From mboxrd@z Thu Jan  1 00:00:00 1970
From: Chris Mason <chris.mason@oracle.com>
Subject: Re: Updated performance results
Date: Thu, 23 Jul 2009 17:00:51 -0400
Message-ID: <20090723210051.GB1040@think>
References: <4A68AD69.4030803@dangyankee.net>
Mime-Version: 1.0
Content-Type: text/plain; charset=us-ascii
Cc: linux-btrfs <linux-btrfs@vger.kernel.org>
To: Steven Pratt <steve@dangyankee.net>
Return-path: <linux-btrfs-owner@vger.kernel.org>
In-Reply-To: <4A68AD69.4030803@dangyankee.net>
List-ID: <linux-btrfs.vger.kernel.org>

On Thu, Jul 23, 2009 at 01:35:21PM -0500, Steven Pratt wrote:
> I have re-run the raid tests with re-creating the fileset between each  
> of the random write workloads and performance does now match the  
> previous newformat results.  The bad news is that the huge gain that I  
> had attributed to the newformat release, does not really exist.  All of  
> the previous results(except for the newformat run) were not re-creating  
> the fileset, so the gain in performance was due only to having a fresh  
> set of files, not any code changes.

Thanks for doing all of these runs.  This is still a little different
than what I have here, my initial runs are very very fast and after 10
or so level out to a relatively low performance on random writes.  With
nodatacow, it stays even.

>
> So, I have done 2 new sets of runs to look into this further. One is a 3  
> hour run of single threaded random write to the RAID system.  I have  
> compared this to ext3.  Performance results are here:   
> http://btrfs.boxacle.net/repository/raid/longwrite/longwrite/Longrandomwrite.html
>
> and graphing of all the iostat data can be found here:
>
> http://btrfs.boxacle.net/repository/raid/longwrite/summary.html
>
> The iostat graphs for btrfs are interesting for a number of reasons.   
> First, it takes about 3000 seconds (or 50 minutes) for btrfs to reach  
> steady state.  Second, if you look at write throughput from the device  
> view vs. the btrfs/application view, we see that for a application  
> throughput of 21.5MB/sec it requires 63MB/sec of actual disk writes.   
> That is an overhead of 3 to 1 vs an overhead of ~0 for ext3. Also,  
> looking at the change in iops vs MB/sec, we see that while  btrfs starts  
> out with reasonable size IOs, it quickly deteriorate to an average IO  
> size of only 13kb.  Remember, the starting file set is only 100GB on a  
> 2.1TB filesystem, and all data is overwrite, and this is single  
> threaded, so there is no reason this should fragment.  It seems like the  
> allocator is having a problem doing sequential allocations.

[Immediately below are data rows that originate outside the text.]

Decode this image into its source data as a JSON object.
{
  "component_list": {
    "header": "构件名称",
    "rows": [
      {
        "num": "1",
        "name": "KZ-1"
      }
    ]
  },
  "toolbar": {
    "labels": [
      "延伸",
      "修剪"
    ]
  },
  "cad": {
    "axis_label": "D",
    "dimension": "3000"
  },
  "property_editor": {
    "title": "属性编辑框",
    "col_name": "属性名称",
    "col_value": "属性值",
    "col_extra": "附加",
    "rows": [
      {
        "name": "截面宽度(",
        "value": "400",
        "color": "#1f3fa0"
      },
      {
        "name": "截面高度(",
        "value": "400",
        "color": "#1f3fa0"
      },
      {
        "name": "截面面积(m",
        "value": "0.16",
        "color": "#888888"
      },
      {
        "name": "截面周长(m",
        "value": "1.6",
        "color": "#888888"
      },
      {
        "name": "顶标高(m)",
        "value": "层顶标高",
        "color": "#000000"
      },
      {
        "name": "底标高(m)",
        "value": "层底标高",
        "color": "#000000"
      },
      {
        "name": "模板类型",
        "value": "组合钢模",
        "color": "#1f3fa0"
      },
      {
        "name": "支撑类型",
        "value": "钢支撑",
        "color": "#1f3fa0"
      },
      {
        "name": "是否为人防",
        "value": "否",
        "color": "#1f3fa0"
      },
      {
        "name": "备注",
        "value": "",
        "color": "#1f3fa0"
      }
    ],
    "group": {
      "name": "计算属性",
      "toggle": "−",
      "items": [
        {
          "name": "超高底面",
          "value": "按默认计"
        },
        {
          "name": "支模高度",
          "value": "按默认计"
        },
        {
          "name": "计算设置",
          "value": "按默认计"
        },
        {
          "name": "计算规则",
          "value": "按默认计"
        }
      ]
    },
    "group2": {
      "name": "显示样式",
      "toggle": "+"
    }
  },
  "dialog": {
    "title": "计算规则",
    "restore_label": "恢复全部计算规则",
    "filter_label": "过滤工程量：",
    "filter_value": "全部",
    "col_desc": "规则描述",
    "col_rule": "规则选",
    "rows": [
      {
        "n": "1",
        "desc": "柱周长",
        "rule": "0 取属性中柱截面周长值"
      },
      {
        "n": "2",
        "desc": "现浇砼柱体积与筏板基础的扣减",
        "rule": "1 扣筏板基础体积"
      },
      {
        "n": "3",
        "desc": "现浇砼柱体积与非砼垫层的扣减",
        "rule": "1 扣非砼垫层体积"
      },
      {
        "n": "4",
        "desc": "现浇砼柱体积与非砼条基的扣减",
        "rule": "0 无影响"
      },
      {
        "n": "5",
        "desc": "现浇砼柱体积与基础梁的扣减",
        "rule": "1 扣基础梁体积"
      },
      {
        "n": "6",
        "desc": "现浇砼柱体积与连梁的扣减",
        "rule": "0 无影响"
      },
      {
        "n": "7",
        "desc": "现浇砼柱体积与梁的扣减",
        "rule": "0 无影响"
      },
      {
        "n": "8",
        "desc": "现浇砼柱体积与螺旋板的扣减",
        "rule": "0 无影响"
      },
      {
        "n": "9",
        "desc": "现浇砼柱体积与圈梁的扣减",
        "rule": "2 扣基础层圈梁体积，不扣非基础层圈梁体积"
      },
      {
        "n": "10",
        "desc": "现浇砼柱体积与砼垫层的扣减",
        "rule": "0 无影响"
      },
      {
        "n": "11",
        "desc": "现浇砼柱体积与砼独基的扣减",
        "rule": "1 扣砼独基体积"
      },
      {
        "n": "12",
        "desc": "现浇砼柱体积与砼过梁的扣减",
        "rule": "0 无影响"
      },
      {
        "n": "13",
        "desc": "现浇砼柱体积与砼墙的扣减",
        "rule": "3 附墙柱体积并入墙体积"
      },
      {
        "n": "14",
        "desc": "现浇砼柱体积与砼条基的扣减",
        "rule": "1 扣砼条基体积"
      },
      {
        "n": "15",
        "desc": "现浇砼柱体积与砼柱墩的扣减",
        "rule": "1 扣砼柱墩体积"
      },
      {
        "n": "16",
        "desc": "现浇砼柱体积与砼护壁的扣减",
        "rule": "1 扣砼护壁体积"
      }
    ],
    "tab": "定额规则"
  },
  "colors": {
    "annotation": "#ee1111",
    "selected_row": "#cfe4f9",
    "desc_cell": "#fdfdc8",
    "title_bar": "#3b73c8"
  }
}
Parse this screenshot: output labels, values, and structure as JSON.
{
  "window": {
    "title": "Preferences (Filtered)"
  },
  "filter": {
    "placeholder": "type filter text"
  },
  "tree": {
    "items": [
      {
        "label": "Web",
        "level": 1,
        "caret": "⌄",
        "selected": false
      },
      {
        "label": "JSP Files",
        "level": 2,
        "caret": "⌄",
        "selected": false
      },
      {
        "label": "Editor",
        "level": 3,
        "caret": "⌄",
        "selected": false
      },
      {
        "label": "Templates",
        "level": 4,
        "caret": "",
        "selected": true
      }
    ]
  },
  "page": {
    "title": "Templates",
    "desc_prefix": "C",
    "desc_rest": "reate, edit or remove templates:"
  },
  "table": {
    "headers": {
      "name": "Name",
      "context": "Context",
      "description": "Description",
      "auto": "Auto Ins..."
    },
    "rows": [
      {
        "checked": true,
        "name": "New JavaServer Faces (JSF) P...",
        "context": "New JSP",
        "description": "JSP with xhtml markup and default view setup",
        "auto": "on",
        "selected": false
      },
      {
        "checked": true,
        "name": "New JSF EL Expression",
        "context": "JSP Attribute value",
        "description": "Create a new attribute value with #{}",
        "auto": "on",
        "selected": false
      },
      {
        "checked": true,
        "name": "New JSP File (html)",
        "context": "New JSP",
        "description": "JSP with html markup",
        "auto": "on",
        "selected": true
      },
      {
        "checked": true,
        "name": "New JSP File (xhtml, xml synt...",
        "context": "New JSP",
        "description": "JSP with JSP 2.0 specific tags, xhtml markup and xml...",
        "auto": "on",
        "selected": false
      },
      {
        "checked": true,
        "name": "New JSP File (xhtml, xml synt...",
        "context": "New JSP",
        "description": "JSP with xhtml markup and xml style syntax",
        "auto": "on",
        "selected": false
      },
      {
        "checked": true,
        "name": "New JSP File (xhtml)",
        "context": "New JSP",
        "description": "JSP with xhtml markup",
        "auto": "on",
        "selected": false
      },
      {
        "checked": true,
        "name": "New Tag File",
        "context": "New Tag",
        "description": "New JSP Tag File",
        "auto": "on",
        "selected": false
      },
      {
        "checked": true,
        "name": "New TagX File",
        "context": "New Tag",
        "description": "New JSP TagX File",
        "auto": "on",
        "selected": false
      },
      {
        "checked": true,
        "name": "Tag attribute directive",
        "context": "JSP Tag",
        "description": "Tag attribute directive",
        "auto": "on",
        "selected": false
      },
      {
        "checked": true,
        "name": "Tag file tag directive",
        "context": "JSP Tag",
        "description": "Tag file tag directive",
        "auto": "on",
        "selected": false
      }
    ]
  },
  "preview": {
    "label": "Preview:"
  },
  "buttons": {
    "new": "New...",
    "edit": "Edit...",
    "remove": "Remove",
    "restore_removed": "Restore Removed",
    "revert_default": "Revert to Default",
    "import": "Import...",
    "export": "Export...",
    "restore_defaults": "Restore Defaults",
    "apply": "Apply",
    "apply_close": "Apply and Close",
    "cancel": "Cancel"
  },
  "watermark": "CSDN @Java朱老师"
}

There are two things happening.  First the default allocation scheme
isn't very well suited to this, mount -o ssd will perform better.  But
over the long term, random overwrites to the file cause a lot of writes
to the extent allocation tree.  That's really what -o nodatacow is
saving us.  There are optimizations we can do, but we're holding off on
that in favor of enospc and other pressing things.

But, with all of that said, Josef has some really important allocator
improvements.  I've put them out along with our pending patches into the
experimental branch of the btrfs-unstable tree.  Could you please give
this branch a try both with and without the ssd mount option?

-chris